On the surface, DALL-E and Stable Diffusion (and text generators like GPT-3, though my own personal experience of this is different since I’m a bit better with text) seem to do just this. Let us create direct from ideas, jumping over all the fiddly body-learning of composition and construction.

But of course, there is a crucial difference between the imagined and actual technology. The “dry dreaming” Gibson imagined was basically imaging a short cut around the semiotic divide between signifier and signified: it exported meaning directly from a person’s brain to a recording. Let’s leave aside for a moment if such a thing would ever be possible, I think we can perhaps still relate to the desire behind the dream. If we’ve ever struggled to put an idea down in words, we understand the fantasy here. Just take the idea out of my head and give it to someone else directly!
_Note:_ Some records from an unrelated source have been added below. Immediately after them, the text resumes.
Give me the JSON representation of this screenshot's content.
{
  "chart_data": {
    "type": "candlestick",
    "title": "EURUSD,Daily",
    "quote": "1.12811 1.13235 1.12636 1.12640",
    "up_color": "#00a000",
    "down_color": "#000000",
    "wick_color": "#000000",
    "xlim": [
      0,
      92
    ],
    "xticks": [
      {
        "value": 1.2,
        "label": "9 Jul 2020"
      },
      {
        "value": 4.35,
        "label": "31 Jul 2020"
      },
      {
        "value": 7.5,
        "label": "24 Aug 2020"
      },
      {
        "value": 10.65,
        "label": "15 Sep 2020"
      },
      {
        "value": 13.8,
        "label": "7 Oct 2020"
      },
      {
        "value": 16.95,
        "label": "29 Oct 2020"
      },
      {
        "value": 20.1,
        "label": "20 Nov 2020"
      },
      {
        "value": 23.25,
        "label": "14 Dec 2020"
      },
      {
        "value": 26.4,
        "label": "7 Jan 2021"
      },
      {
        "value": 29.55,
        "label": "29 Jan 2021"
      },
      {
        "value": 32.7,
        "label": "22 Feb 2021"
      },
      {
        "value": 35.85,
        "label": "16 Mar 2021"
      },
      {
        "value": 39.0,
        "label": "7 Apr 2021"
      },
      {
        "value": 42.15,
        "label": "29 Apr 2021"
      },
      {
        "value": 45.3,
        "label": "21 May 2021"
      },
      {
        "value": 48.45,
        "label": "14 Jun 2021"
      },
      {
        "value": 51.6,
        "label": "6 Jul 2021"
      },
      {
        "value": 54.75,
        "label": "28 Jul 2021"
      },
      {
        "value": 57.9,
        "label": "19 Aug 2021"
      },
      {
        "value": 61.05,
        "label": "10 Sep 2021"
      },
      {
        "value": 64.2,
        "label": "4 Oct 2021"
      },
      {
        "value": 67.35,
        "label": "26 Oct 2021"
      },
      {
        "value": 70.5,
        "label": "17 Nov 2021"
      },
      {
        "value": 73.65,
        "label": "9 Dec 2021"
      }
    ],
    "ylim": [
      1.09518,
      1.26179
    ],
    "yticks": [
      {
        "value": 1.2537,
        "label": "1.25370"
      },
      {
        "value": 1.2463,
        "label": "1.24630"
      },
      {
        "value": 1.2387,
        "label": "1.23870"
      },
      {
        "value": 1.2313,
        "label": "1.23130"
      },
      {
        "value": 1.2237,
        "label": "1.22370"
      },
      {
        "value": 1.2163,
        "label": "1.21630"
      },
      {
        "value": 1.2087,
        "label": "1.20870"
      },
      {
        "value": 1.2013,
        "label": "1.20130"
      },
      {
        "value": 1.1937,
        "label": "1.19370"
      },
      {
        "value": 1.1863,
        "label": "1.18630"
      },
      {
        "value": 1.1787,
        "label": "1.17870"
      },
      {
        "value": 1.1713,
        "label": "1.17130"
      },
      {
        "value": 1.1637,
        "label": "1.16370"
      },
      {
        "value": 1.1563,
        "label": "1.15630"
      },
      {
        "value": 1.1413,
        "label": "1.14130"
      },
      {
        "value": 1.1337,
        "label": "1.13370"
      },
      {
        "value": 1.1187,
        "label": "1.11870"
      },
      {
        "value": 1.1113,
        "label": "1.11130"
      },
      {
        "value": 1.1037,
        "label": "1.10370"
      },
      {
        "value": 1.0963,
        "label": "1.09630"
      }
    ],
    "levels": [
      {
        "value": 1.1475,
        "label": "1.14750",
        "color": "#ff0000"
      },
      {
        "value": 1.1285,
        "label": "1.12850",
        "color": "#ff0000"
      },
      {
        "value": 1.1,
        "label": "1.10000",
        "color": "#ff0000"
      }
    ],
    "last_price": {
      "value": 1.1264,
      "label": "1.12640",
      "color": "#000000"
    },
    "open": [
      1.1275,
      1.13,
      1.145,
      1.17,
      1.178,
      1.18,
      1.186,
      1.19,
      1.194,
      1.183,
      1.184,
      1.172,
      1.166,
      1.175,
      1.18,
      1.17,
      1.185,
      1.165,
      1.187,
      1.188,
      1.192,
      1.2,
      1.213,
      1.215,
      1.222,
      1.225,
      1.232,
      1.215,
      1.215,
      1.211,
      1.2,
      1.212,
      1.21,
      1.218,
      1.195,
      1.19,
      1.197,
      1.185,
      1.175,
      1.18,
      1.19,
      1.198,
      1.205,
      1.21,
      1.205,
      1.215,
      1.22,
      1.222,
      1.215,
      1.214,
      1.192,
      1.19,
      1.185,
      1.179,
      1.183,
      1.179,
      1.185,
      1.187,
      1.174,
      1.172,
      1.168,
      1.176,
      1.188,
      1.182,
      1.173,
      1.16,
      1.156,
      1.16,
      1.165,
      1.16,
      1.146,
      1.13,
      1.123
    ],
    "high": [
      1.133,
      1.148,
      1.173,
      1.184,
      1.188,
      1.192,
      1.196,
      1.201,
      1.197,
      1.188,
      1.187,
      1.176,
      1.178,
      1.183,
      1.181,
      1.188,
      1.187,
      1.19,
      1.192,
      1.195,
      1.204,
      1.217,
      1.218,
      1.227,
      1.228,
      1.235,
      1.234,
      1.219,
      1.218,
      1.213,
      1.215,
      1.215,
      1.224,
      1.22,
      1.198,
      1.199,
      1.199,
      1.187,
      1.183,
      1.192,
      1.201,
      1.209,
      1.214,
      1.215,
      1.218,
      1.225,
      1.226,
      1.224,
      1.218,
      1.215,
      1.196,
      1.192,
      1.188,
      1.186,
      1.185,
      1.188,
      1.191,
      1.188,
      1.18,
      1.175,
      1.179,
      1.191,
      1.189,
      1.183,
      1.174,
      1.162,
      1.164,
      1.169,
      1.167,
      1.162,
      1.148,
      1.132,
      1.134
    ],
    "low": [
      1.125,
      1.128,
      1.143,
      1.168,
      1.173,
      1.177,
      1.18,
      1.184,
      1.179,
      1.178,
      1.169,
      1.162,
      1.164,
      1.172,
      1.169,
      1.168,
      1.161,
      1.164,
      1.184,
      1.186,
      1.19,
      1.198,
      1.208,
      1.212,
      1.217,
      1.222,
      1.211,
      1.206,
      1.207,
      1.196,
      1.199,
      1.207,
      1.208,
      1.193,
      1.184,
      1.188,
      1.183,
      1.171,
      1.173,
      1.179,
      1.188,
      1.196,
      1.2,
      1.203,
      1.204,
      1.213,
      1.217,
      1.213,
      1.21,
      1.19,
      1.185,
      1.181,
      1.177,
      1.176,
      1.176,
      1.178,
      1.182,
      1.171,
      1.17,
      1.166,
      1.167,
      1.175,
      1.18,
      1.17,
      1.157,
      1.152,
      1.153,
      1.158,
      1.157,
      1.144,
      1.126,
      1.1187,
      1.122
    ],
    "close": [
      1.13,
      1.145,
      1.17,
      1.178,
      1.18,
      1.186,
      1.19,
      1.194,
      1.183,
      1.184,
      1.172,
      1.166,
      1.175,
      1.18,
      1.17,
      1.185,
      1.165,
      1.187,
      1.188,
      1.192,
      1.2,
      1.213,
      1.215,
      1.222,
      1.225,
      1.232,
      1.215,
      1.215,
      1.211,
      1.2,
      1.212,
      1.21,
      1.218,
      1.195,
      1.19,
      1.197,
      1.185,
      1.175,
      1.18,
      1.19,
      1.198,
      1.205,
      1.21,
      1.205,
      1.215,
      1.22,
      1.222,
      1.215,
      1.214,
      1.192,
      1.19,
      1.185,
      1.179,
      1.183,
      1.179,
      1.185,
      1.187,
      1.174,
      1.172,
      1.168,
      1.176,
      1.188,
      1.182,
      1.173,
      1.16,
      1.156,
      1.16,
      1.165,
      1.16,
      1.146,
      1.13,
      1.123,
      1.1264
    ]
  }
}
Almost but not quite, ChatGPT

But DALL-E and Stable Diffusion very much do not take ideas directly from the user’s head. They take a textual set of signs from the user, and give back a visual set of signs based on what they have learned by statistically correlating all the sets of textual and visual signs they could find. What they do is, in fact, almost the opposite of what Gibson imagined with dry dreaming. Instead of direct transfer of signified with no distorting signifier in the way, they are dealing with the pure play of signifiers, without the weight of meaning to slow them down.

Of course, the signified re-enters the picture in the moment that I, the user, select an image and think “oh yes, that’s what I meant!” or even “oh wow, that’s what that could mean!” But of course, those reactions happen in the presence of the sign already drawn for us, the re-imagined imagination of the vast set of signs that were the training data for the machine.

That moment is a lot of fun, but the change it heralds for meaning itself is at least as profound as those brought about by recording technology and documented by Kittler in “Gramophone, Film, Typewriter.” If recording allowed for the remembering of signs without the intervention of human meaning-making, then machine learning generators may allow for the creation of signs without the intervention of human meaning-making.

What that does, I don’t think any of us know yet. But it does something.